Suddenly she appeared at my table and sadly explained that she had been sitting in the lobby for the past 25 minutes, waiting for me. It had never occurred to her that she should ask a restaurant staffer if someone had already seated me. I was fuming, but I held my tongue, because I remembered I was once just as young and just as inexperienced.
When I was a junior at NYU, I signed up to write for the school newspaper. One of the first stories I was assigned to cover was the impact of a major drought on New York City. My editor suggested I interview an official from the city’s Bureau of Water and Sewer Operations, and after much sleuthing, I located someone who could comment on the drought.

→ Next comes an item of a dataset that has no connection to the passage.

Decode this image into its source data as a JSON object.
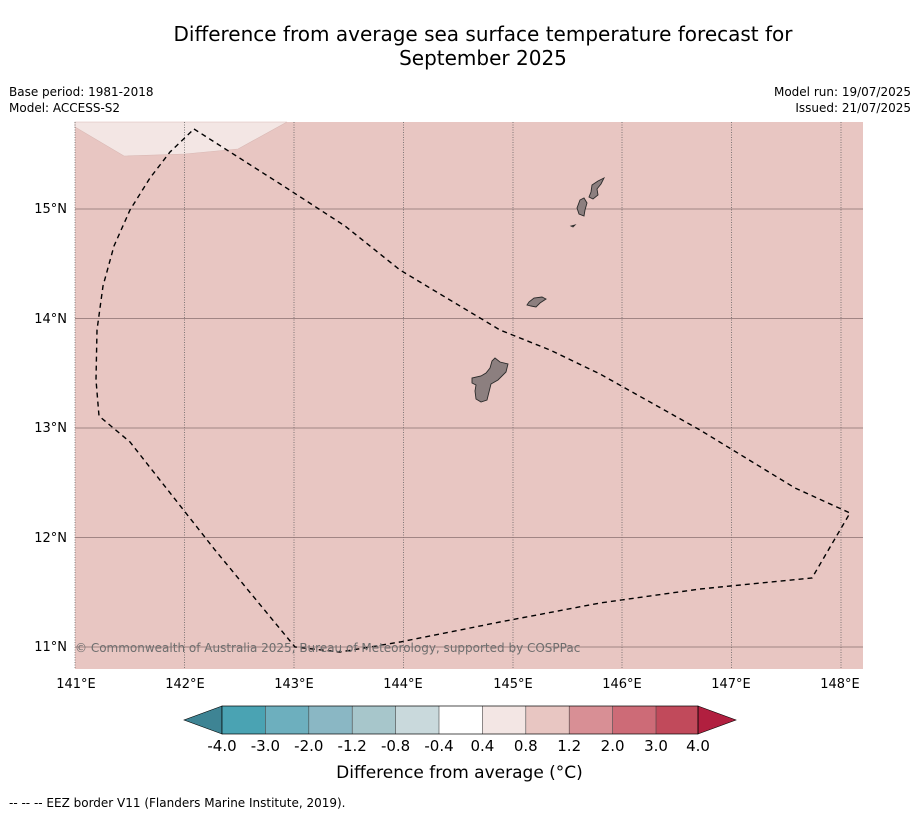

I got his address and duly scheduled an in-person interview. I was new to New York and had never been to City Hall. I remember struggling to find the right building, the right department, the right floor, and the right person.
I finally arrived at a cramped windowless office where a bored-looking bureaucrat sat at a messy desk under a depressing fluorescent light. This was my guy.
I asked him to comment on the severity of the drought, and he dug out a piece of paper and read an official statement to me, which read something like: "This drought is an aberration in the general trend and is not expected to last long."
I was elated. I thought the quote was sophisticated and official. I couldn’t wait to add it to my story.
When I thanked him and got up to leave, he shot me a quizzical look.
"Do you mind if I ask you something?" he queried. "Why’d you schlep all the way down here when I could’ve just read the statement to you over the phone?"
I didn’t have a good answer. I actually didn’t know that you could conduct an interview over the phone. I suddenly felt incredibly young, naïve, and ignorant. I trudged back to the subway, all the while berating myself on the trip back for having been so stupid.
It was just one of many small, but important, learning moments in my life. Like the friend who showed me how to roll up neckties and place them in my shoes when I packed for a business trip. That was the first time I didn’t have a wrinkled tie emerge from my suitcase. Or the boss who told me that "you have to be willing to be early in order to be on time." To this day I’m chronically early, because I’d rather sit in the lobby and play Words With Friends than be stuck in traffic and stressed over being late.
Throughout my career I’ve been taught new things that save time, decrease stress, and preserve dignity. Some of these lessons came from kinder, wiser people than I am, and others I learned the hard way. But I’m grateful for all of them, and I try really hard to give young people a break when they make stupid mistakes. It’s not always so easy.